Ce qui est perçu par certains comme une invitation cachée pour une attaque russe « est à la fois vrai, mais les échanges économiques en Transnistrie ne se font plus vers la Russie, mais vers l’UE, rappelle Tanguy de Wilde D’Estmael. La peur du rattachement, qui signifierait la fin des apports énergétiques russes, peut toutefois expliquer les appels à l’aide des Transnistriens. » Ceci étant, la situation demeure assez complexe « dans le sens où la situation imaginée il y a quelques années était une Moldavie fédérale, avec trois parties dont la Transnistrie. C’est ce que la Russie prônait : il est important de le souligner. »
Une attaque de la Russie en Moldavie ? « Une théorie assez tordue »
Pour Tanguy de Wilde d’Estmael, une attaque n’est donc pas à exclure totalement, mais à court terme, elle « ne semble pas être un objectif stratégique de la Russie, qui n’a d’ailleurs jamais défini de buts de guerre clairs, si ce n’est la « dénazification » et la conquête des quatre territoires séparatistes ukrainiens (Donbass, Lougansk, Zaporijia et Kherson). Or, les avancées pour remplir ces objectifs sont minces. A cet égard, aller jusqu’en Transnistrie semble, si pas impossible, très difficile. »
Dès lors, si des futurs actes occidentaux tendent à limiter l’influence de la Russie dans la région, « cela engagerait un nouveau rapport de force. L’UE devrait plutôt tenter de voir comment intégrer la Transnistrie dans le paysage politique de la Moldavie », estime Nina Bachkatov.

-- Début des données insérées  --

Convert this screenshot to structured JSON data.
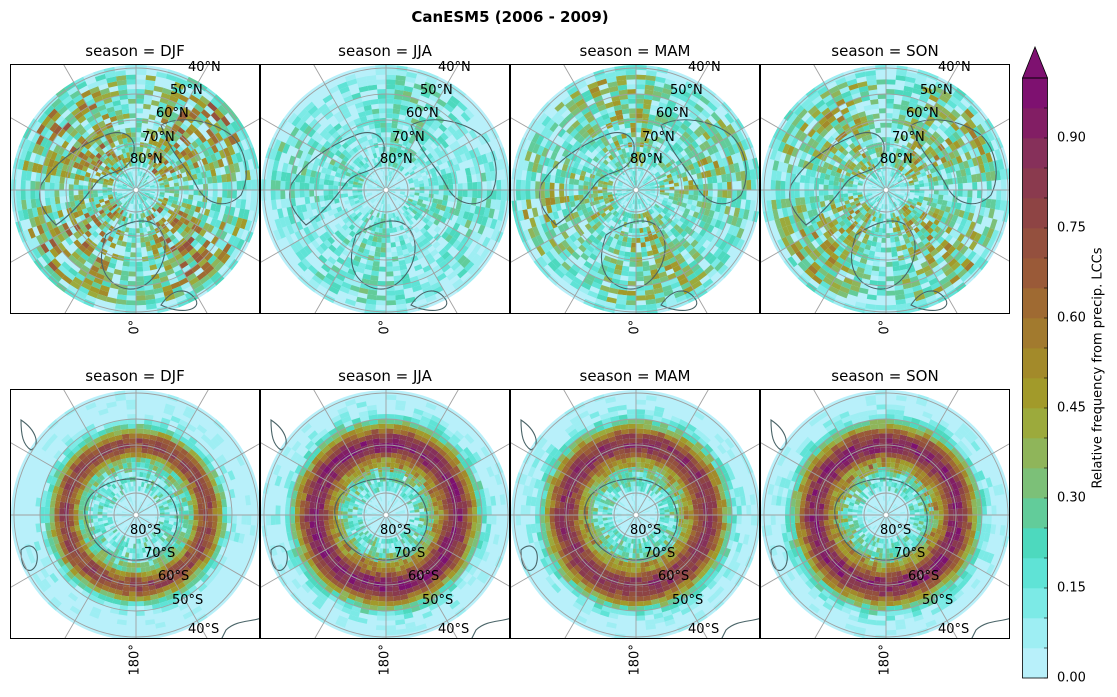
{
  "figure": {
    "title": "CanESM5 (2006 - 2009)"
  },
  "rows": [
    {
      "hemisphere": "north",
      "meridian_label": "0°",
      "lat_labels": [
        "40°N",
        "50°N",
        "60°N",
        "70°N",
        "80°N"
      ],
      "panels": [
        {
          "title": "season = DJF"
        },
        {
          "title": "season = JJA"
        },
        {
          "title": "season = MAM"
        },
        {
          "title": "season = SON"
        }
      ]
    },
    {
      "hemisphere": "south",
      "meridian_label": "180°",
      "lat_labels": [
        "80°S",
        "70°S",
        "60°S",
        "50°S",
        "40°S"
      ],
      "panels": [
        {
          "title": "season = DJF"
        },
        {
          "title": "season = JJA"
        },
        {
          "title": "season = MAM"
        },
        {
          "title": "season = SON"
        }
      ]
    }
  ],
  "colorbar": {
    "label": "Relative frequency from precip. LCCs",
    "min": 0.0,
    "max": 1.0,
    "levels": 20,
    "extend": "max",
    "tick_labels": [
      "0.00",
      "0.15",
      "0.30",
      "0.45",
      "0.60",
      "0.75",
      "0.90"
    ],
    "tick_values": [
      0.0,
      0.15,
      0.3,
      0.45,
      0.6,
      0.75,
      0.9
    ],
    "colors": [
      "#b8f0fa",
      "#9eeef3",
      "#7ceae6",
      "#5fe3d6",
      "#4dd9be",
      "#62cc9a",
      "#7cc078",
      "#8fb55a",
      "#9caa3c",
      "#a29a2a",
      "#a38a2a",
      "#a27a2e",
      "#9f6a32",
      "#9a5a38",
      "#94503e",
      "#8e4444",
      "#8a3a4e",
      "#86305a",
      "#821e64",
      "#7e1170"
    ]
  }
}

La spécialiste du monde soviétique rappelle en outre que le conflit est loin d’être neuf. Il date de la fin de l’URSS, où certaines républiques russophones souhaitaient s’affirmer de manière plus claire, et dépasser le stade de « provinces ». « Le système de région autonome, sorte de compromis, a bien fonctionné à une époque. Il convenait d’une autonomie culturelle des régions, avec, en retour, une reconnaissance des frontières nationales du pouvoir central. Il faudrait aller dans ce sens-là », plaide-t-elle.
A ses yeux, l’ouverture d’un deuxième front russe en Transnistrie « est une théorie assez tordue » pour des raisons « géographiques » (la Transnistrie n’a pas de frontière commune avec la Russie), et « techniques » (comment les Russes pourraient-ils transporter du matériel militaire sur le flanc sud-ouest, détenu par l’Ukraine ?).
« Il se passe quelque chose, c’est clair, mais il ne faut pas mettre de l’huile sur le feu dans une autre région. Par ailleurs, ce n’est pas le moment de régler un conflit qui implique Russes et Occidentaux, puisqu’ils ne se parlent pas actuellement », remarque-t-elle enfin.